Ahmed b. Hanbel, Evzaî, Ebû Sevr, Nevevî gibi müçtehidler ile muhaddislerin çoğuna göre, ölünün yakınlarının, onun borçlu olduğu oruç, hac gibi ibadetleri de kaza etmesi caiz ve sahihtir.

İslam ulemasının ekseriyeti, sevabını ölüye bağışlamak niyetiyle yapılan ibadetlerin sahih olduğuna ve dünyadan göçmüş olanların bundan istifade edeceklerine kani olmuş ve bu hükmü benimsemişlerdir.(17)

Konumuzun daha iyi anlaşılabilmesi için başkalarının ölünün yararına yapabilecekleri işleri maddeler halinde açıklamaya çalışalım:

1. Ölünün Borcunun Ödenmesi:

Bir kişi öldüğünde başkalarının onun hakkında yapabilecekleri, hatta yapmaları gereken en önemli işlerden birisi, varsa o kişinin borçlarını ödemek ve böylece onun üzerinden kul haklarının kalkmasını temin etmektir. Çünkü hadisteki ifadesiyle

"Mü'minin ruhu, borcu ödeninceye kadar ona bağlı kalır."(18)
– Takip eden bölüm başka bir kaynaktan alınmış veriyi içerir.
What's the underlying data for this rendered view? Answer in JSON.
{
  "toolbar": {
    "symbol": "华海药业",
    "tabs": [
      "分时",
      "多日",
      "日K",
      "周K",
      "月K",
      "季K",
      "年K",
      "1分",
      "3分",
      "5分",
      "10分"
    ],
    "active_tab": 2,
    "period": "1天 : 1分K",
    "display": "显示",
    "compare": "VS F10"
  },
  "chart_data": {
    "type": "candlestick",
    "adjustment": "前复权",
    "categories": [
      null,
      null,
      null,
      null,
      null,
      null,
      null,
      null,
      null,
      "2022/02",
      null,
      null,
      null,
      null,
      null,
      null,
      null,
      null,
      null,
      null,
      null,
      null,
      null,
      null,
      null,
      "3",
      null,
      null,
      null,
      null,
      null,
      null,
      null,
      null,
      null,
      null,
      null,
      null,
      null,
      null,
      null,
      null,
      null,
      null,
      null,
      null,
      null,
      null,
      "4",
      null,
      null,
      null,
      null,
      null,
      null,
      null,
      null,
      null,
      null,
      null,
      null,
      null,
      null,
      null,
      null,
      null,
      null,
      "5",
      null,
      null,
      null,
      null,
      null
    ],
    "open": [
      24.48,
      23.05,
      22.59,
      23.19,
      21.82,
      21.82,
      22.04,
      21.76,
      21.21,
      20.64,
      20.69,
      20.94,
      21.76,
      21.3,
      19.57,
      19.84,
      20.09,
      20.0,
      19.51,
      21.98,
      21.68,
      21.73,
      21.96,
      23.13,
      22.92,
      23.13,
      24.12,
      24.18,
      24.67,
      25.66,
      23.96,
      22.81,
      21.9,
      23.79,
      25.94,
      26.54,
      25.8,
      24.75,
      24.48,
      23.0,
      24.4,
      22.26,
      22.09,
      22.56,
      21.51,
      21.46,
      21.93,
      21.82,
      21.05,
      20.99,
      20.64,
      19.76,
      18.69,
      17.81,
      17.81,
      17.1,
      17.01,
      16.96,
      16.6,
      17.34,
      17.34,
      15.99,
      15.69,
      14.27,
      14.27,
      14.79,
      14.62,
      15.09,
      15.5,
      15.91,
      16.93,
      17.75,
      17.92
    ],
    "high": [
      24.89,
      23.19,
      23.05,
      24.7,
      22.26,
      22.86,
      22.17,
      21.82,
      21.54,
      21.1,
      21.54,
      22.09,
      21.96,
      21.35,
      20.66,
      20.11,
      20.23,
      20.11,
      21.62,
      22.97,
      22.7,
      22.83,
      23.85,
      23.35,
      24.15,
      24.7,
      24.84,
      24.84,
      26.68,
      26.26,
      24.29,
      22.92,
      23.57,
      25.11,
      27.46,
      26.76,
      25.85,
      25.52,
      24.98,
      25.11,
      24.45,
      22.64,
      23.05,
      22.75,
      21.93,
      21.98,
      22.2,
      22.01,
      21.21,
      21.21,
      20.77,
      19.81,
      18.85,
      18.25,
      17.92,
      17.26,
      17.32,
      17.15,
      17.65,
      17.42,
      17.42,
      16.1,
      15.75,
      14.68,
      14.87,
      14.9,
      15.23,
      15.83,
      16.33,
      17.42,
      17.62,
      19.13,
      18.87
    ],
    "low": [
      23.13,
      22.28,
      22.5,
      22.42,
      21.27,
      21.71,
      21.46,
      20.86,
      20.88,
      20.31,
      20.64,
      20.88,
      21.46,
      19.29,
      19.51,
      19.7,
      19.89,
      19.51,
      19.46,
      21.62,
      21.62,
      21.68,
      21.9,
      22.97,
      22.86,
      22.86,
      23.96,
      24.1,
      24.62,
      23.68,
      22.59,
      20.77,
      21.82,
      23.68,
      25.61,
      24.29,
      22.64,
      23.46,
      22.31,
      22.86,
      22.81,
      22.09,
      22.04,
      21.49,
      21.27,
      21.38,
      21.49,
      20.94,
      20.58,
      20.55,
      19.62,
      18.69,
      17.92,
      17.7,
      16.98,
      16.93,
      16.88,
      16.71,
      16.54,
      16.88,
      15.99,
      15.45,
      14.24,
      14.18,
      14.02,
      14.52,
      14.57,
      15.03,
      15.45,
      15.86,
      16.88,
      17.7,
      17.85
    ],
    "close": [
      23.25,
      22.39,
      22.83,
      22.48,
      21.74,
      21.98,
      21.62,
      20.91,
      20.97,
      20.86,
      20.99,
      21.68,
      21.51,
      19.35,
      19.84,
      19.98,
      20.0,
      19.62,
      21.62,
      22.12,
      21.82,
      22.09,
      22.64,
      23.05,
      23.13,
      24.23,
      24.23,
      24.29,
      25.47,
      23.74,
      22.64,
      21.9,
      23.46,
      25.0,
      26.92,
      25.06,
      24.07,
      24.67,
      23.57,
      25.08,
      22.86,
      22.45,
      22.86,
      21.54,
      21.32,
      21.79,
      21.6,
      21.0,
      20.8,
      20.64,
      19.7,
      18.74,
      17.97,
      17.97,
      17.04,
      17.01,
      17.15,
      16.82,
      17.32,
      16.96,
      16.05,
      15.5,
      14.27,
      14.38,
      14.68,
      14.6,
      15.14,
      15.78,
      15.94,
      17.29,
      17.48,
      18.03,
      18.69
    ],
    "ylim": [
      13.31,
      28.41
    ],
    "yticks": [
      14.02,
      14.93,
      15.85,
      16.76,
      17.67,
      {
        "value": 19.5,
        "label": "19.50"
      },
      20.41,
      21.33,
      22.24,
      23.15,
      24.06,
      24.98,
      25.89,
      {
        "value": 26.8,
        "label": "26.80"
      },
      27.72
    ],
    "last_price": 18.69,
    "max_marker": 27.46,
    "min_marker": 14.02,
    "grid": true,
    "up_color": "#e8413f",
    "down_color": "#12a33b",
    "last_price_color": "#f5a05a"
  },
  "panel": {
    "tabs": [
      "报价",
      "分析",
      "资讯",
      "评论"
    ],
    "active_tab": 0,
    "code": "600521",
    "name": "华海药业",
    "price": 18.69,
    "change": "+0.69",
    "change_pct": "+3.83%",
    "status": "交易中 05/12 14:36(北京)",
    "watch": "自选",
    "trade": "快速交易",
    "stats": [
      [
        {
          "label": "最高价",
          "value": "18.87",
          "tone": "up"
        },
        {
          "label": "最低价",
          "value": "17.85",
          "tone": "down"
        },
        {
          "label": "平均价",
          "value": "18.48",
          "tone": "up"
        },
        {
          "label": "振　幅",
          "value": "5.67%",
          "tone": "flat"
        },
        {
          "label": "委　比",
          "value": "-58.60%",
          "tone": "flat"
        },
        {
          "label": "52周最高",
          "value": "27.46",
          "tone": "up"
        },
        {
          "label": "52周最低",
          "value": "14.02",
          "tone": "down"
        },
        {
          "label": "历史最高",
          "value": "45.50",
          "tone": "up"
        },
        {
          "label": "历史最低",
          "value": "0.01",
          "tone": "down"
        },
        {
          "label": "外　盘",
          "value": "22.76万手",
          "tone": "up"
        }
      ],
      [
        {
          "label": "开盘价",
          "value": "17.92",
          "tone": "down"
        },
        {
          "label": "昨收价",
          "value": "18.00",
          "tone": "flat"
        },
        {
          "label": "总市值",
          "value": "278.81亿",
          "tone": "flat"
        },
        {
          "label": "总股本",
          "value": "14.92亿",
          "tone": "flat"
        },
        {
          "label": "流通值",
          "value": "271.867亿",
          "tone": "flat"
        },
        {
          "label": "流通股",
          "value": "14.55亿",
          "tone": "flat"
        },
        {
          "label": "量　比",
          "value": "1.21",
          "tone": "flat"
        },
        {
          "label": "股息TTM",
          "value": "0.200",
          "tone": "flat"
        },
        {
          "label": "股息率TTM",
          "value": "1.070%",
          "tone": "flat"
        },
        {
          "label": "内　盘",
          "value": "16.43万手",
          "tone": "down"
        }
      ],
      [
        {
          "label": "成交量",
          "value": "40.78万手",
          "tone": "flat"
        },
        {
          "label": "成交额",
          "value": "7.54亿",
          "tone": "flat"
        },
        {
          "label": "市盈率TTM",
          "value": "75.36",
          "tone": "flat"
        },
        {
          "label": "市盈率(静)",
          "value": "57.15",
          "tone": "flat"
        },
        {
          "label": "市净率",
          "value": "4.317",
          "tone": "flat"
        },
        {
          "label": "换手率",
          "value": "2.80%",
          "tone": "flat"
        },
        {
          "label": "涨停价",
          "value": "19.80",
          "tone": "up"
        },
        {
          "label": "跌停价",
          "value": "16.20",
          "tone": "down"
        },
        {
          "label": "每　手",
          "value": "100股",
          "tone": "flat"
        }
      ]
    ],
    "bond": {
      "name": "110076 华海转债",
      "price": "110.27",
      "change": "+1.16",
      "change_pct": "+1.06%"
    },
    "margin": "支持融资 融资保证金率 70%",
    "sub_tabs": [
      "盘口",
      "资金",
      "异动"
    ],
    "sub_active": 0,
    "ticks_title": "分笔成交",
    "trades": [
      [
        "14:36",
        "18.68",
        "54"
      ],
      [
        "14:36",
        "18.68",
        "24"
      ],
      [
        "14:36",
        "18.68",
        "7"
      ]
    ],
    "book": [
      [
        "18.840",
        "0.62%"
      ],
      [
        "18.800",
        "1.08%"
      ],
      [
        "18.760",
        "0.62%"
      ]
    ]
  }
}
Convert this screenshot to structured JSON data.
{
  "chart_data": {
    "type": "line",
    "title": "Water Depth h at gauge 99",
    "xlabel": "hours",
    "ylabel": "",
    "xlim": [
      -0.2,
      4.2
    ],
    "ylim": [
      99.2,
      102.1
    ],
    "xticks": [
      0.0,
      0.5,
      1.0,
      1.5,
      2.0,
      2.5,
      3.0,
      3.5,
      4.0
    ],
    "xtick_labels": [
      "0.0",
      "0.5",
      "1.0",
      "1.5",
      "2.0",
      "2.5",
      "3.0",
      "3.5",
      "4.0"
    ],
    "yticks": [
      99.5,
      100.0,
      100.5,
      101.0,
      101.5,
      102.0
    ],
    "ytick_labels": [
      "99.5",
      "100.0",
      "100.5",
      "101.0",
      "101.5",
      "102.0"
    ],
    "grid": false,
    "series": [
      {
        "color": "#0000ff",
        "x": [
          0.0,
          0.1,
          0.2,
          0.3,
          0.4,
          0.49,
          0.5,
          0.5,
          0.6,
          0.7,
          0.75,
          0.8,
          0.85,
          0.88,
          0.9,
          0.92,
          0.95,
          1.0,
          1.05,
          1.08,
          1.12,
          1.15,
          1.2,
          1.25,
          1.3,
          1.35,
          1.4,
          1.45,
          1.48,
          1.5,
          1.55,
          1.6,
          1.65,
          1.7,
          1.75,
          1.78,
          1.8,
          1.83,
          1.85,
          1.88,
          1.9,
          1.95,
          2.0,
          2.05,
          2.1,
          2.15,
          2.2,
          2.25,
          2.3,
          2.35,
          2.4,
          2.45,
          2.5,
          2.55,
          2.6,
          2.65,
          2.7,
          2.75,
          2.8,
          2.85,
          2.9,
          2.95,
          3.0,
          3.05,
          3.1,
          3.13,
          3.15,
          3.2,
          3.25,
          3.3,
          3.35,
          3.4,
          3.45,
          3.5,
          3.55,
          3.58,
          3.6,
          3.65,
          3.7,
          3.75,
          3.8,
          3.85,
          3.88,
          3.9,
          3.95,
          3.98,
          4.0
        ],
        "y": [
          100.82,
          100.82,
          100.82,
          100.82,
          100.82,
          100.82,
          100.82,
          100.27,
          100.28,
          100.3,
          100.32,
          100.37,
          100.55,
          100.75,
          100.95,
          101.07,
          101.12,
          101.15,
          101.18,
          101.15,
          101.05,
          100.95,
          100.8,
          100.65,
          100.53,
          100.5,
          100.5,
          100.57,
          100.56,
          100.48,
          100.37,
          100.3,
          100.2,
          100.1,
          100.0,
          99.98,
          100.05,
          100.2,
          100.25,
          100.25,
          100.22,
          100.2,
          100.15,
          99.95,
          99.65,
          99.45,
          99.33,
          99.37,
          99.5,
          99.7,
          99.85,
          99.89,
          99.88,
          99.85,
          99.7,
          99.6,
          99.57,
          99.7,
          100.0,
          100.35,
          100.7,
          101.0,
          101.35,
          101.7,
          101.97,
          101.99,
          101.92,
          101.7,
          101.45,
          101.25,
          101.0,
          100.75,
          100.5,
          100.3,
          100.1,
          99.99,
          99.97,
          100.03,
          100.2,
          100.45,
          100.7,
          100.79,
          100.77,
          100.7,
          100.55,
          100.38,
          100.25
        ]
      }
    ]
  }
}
Bundan dolayı, borçlu olarak ölen kişi, şayet miras olarak bir şeyler bırakmışsa ondan borçları ödenir.(19) Böylelikle ölünün borcunun ödenmesi kendine fayda verip, borçtan kurtulmasına sebep olur. Burada mâlî borçlarının ödenmesinde borcu ödeyen kişinin, ölünün bir yakını olması şart değildir. Kim öderse ödesin, ölen kişi kurtulmuş olur.(20)

2. Dua ve İstiğfar:

Ölmüş birisi için yapılabilecek en büyük iyiliklerden birisi onun için dua etmek ve istiğfarda bulunmaktadır. Nitekim;

"Ey Allah'ın Resulü, anne ve babamın vefatlarından sonra da onlara iyilik yapma imkanı var mı, ne ile onlara iyilik yapabilirim?" diye soran Ebû Ubeyd Mâlik İbn Rabîa es-Sâidî (r.a)'ye Peygamber Efendimiz (s.a.v):

"Evet vardır. Onlara dua, onlar için Allah'tan istiğfar (günahlarının affedilmesini) talep etmek, onlardan sonra -vasiyetlerini yerine getirmek, anne ve babasının akrabalarına karşı da sıla-i rahmi ifa etmek, anne ve babasının dostlarına ikramda bulunmak."(21) cevabını vermiştir.

Yine,

"Onlardan sonra gelenler şöyle derler: Rabbimiz, bizi ve bizden önce iman eden kardeşlerimizi bağışla..."(22)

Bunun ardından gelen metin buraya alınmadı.